Aux termes d’un arrêt rendu le 3 avril dernier et publié au Bulletin, la Troisième Chambre Civile de la Cour de cassation a retenu qu’il résulte des articles L.242-1, alinéas 3 et 4, et A. 243-1 du Code des assurances que l’assureur DO qui a accepté, dans le délai de soixante jours, la mise en jeu de la garantie, ne peut plus contester celle-ci et est tenu de verser à l’assuré le complément d’indemnisation nécessaire pour financer les travaux propres à remédier aux dommages déclarés (Cass. 3e Civ. 3 avril 2025, n°23-16.055).
En l’espèce, selon marché de travaux du 1er mars 2022, des maîtres d’ouvrage ont confié des travaux de construction à une entreprise. Ces derniers ont déclaré plusieurs désordres apparus après réception, auprès de leur assureur dommages-ouvrage, lequel a, soit refusé leur prise en charge, soit proposé des indemnisations insuffisantes.
Dans ces conditions, les maîtres d’ouvrage ont saisi le Juge des référés, lequel a désigné un expert judiciaire par ordonnance du 28 mai 2013. Dans l’attente du dépôt de son rapport, les maîtres d’ouvrage ont initié une action aux fins d’indemnisation devant le Juge du fond.
Aux termes d’un arrêt rendu le 17 novembre 2022, la Cour d’appel d’Aix-en-Provence a rejeté la demande d’indemnisation formulée par les maîtres d’ouvrage au titre de deux désordres, et a déclaré irrecevable leur demande d’indemnisation au titre d’un troisième. Pour ce faire, les Juges du fond ont retenu que les deux premiers désordres ne relevaient pas de la garantie décennale, et que s’agissant du dernier, le constructeur avait été condamné sur le fondement de la responsabilité contractuelle au paiement des travaux de reprise de ce désordre réservé à la réception.
Aux termes d’un arrêt rendu le 3 avril dernier, la Cour de cassation, de manière particulièrement pédagogique, rappelle que « l’assureur dispose d’un délai maximal de soixante jours, courant à compter de la réception de la déclaration de sinistre, pour notifier à l’assuré sa décision quant au principe de la garantie. Lorsqu’il accepte la mise en jeu de celle-ci, il présente, dans un délai maximal de quatre-vingt-dix jours, courant à compter de la réception de la déclaration du sinistre, une offre d’indemnité, revêtant le cas échéant un caractère provisionnel et destinée au paiement des travaux de réparation des dommages. (…) l’assuré, qui n’acquiesce pas aux propositions de règlement qui lui ont été faites et qui estime ne pas devoir différer l’exécution des travaux de réparation, reçoit sur sa demande, de l’assureur, sans préjudice des décisions éventuelles de justice à intervenir sur le fond, une avance au moins égale aux trois quarts du montant de l’indemnité qui lui a été notifié ».

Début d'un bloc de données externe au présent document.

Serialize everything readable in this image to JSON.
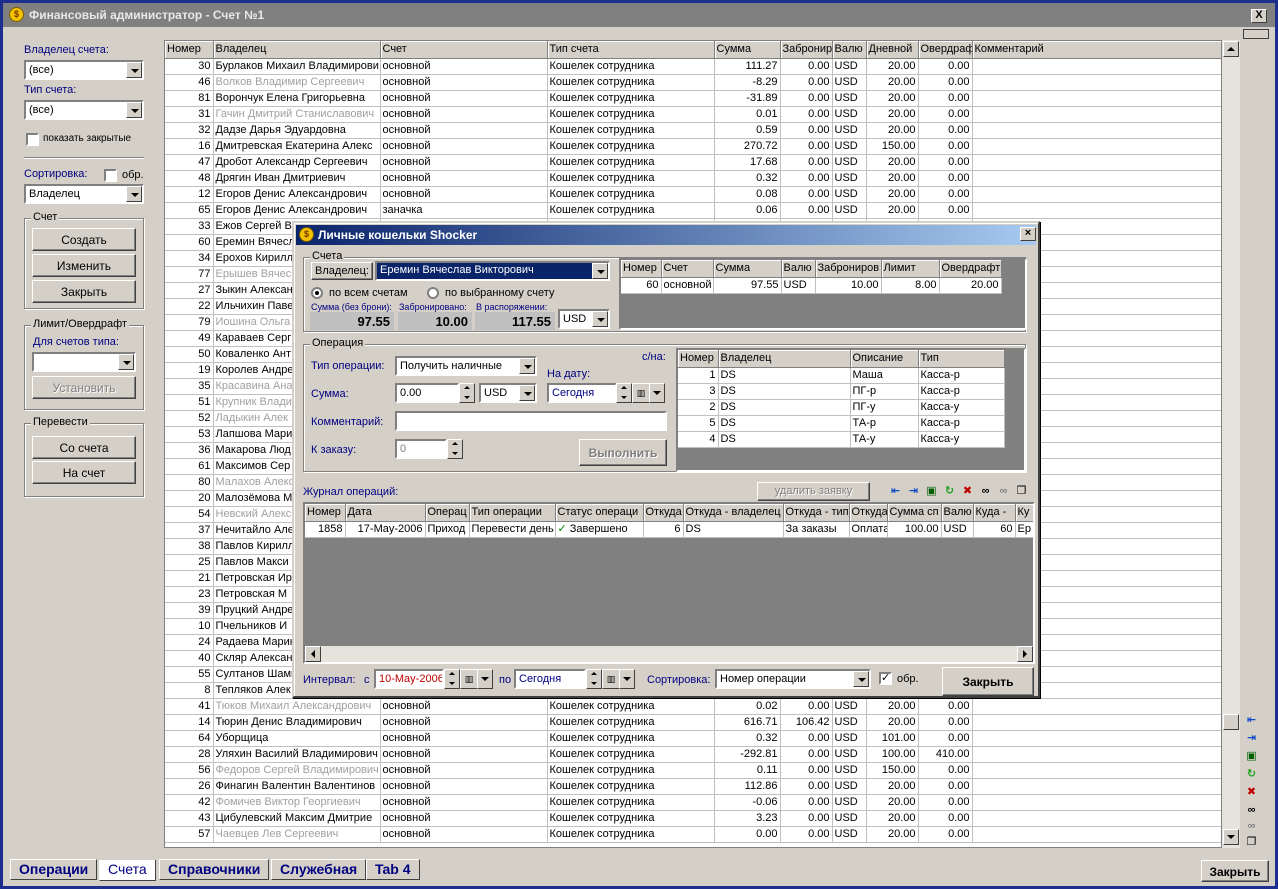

La Haute Juridiction précise qu’ « Il en résulte, d’une part, que l’assureur, qui a accepté, dans le délai de soixante jours, la mise en jeu de la garantie, ne pleut plus contester celle-ci en raison du caractère non décennal des désordres, d’autre part, qu’il est tenu, le cas échéant, de verser à l’assuré le complément d’indemnisation nécessaire pour financer les travaux propres à remédier aux dommages déclarés », et retient que « après avoir constaté que l’assureur dommages-ouvrage avait, dans le délai de soixante jours, accepté la mise en jeu de la garantie à raison de ces trois désordres, de sorte que, ne pouvant plus contester le principe de celle-ci, il était tenu de financer les travaux propres à y remédier, la cour d’appel a violé les textes susvisés [articles L.242-1, alinéas 3 et 4, et A. 243-1 du Code des assurances] ».
Ainsi, l’assureur dommages-ouvrage ayant accepté de mobiliser sa garantie au regard de trois désordres litigieux, il ne pouvait plus la contester, en invoquant le caractère non décennal du désordre ou qu’il avait été réservé à la réception.
Aux termes d’un arrêt rendu le 17 février 2015 au visa de l’article L.242-1, du Code des assurances, la Cour de cassation avait déjà tenu cette position (Cass. 3e Civ. 17 fév. 2015, n°13-20.199). L’arrêt rendu le 3 avril dernier s’inscrit manifestement dans cette lignée.
En déniant à l’assureur dommages ouvrage la possibilité de se rétracter, pour les désordres objets de réserves qui entrent dans le champ de sa garantie, la Cour de cassation fait preuve de cohérence, sachant que le principe même de l’assurance dommages-ouvrage repose sur une logique visant à contraindre l’assureur à se positionner dans le respect des délais légaux qui lui sont fixés.